Появляется хмурый Скваронский. Чинно, с похмельной остолбенелостью приветствует нас и проходит внутрь, прячась от солнечного света. Следом поспешает Марленыч, чтобы угостить страдальца утренней кружкой пива.
– Ты что же это, старый, обоссался, что ли? – доносится из темноты бара; за сим следует грохот падающего среди стульев тела. За хриплым смехом Марленыча слышны натужные стоны и мат.
– Давай руку, Филиппыч, давай, я тебя вытащу. Это все ихний кот проклятый, ведро розлил. Каток. Вот, теперь и ты обоссался.
– Так чего ж ты не вытрешь, хрен ты старый?
– Ну ты уже сам выбирай, Филиппыч, чего тебе раньше – пивка или полы помыть?
– Пива тащи, Ирод!
Назар жмурится на солнце, улыбается и становится похож на своего кота, того и гляди уснет. Последний год он спит по четыре-пять часов в сутки, его пожирает работа. Но сейчас все еще впереди, день пока не начинался. Очередной день в цепи других, похожих друг на друга, как шарики в бусах.
– Ковалевский доказал, что параллельные линии обязательно пересекутся, – говорю я. – Вот только не понимаю, где и когда.
– Ни хрена они не пересекутся, – сонно хмыкает Назар. – Если б они должны были пересечься, мы бы почувствовали.
– А я верю, что пересекутся, – возражает Кристина и поднимает руку. – Где-то там, далеко-далеко.

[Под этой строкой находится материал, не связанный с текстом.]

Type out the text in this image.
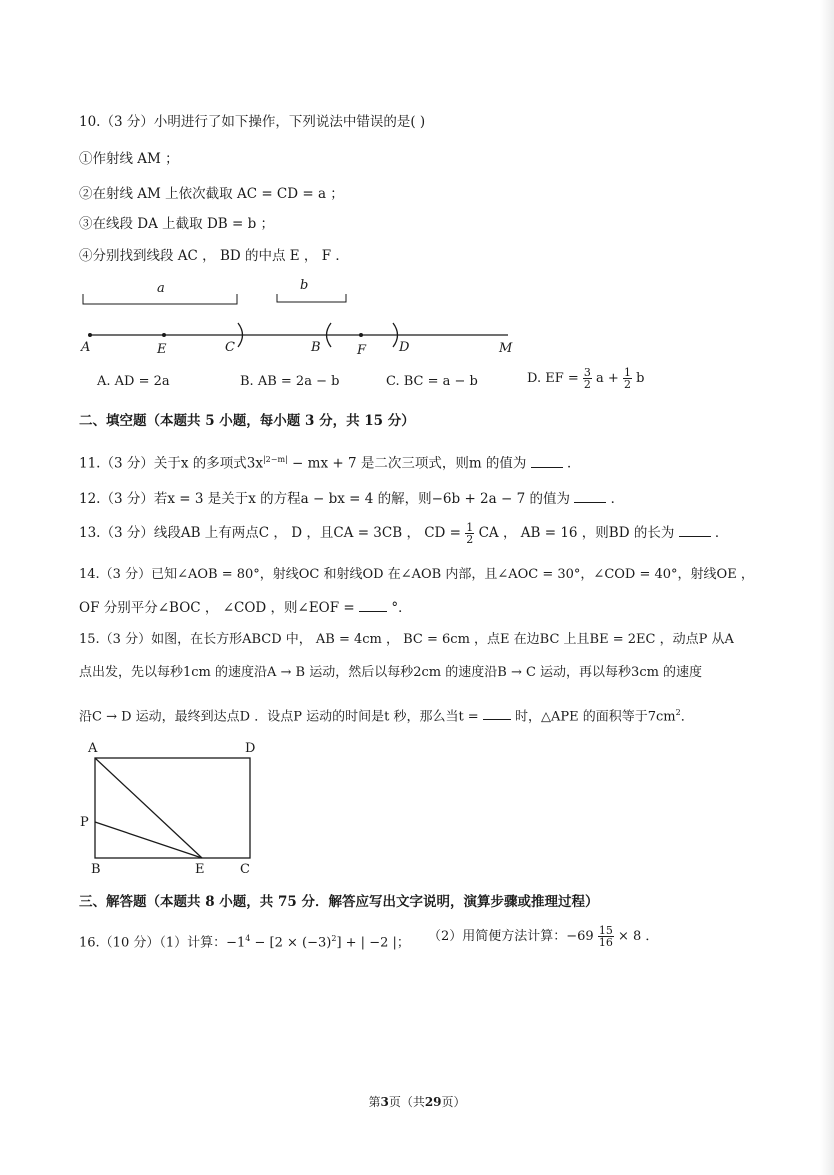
10.（3 分）小明进行了如下操作，下列说法中错误的是( )
①作射线 AM ；
②在射线 AM 上依次截取 AC = CD = a ；
③在线段 DA 上截取 DB = b ；
④分别找到线段 AC ， BD 的中点 E ， F ．
a	b
A	E	C	B	F	D	M
A. AD = 2a	B. AB = 2a − b	C. BC = a − b	D. EF = $\frac{3}{2}$ $a + \frac{1}{2}$ b
二、填空题（本题共 5 小题，每小题 3 分，共 15 分）
11.（3 分）关于x 的多项式$3x^{|2-m|}$ − mx + 7 是二次三项式，则m 的值为	．
12.（3 分）若x = 3 是关于x 的方程a − bx = 4 的解，则−6b + 2a − 7 的值为	．
13.（3 分）线段AB 上有两点C ， D ，且CA = 3CB ， CD = $\frac{1}{2}$ CA ， AB = 16 ，则BD 的长为	．
14.（3 分）已知∠AOB = 80°，射线OC 和射线OD 在∠AOB 内部，且∠AOC = 30°，∠COD = 40°，射线OE ，
OF 分别平分∠BOC ， ∠COD ，则∠EOF =	°．
15.（3 分）如图，在长方形ABCD 中， AB = 4cm ， BC = 6cm ，点E 在边BC 上且BE = 2EC ，动点P 从A
点出发，先以每秒1cm 的速度沿A → B 运动，然后以每秒2cm 的速度沿B → C 运动，再以每秒3cm 的速度
沿C → D 运动，最终到达点D ．设点P 运动的时间是t 秒，那么当t =	时，△APE 的面积等于$7cm^2$．
A	D
P
B	E	C
三、解答题（本题共 8 小题，共 75 分．解答应写出文字说明，演算步骤或推理过程）
16.（10 分）（1）计算：$-1^4 - [2 \times (-3)^2]$ + | −2 |； （2）用简便方法计算：$-69 \frac{15}{16} \times 8$ ．
第3页（共29页）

Я чувствую.
– Вот видишь, Назар, кто-то чувствует.
– Если бы они должны были пересечься, – упорствует он, – мы были бы смелее, поскольку знали бы, что эта лыжня когда-нибудь где-нибудь сделает петлю. Представить это себе очень трудно. – Он грустно усмехается. – Ведь все указывает на то, что не мы протаптываем лыжню, а это она тащит нас за собой.
Я закрываю глаза и пытаюсь понять, какая каша сварилась в моей отупевшей от бессонницы голове. Кристина тянет меня на пляж жариться под обжигающим солнцем, освежаться в холодной воде, кататься на водных мотоциклах. Ничего не чувствую и не понимаю, я открываю глаза и решительно зову Марленыча. Тот возникает из темноты бара, подобно привидению.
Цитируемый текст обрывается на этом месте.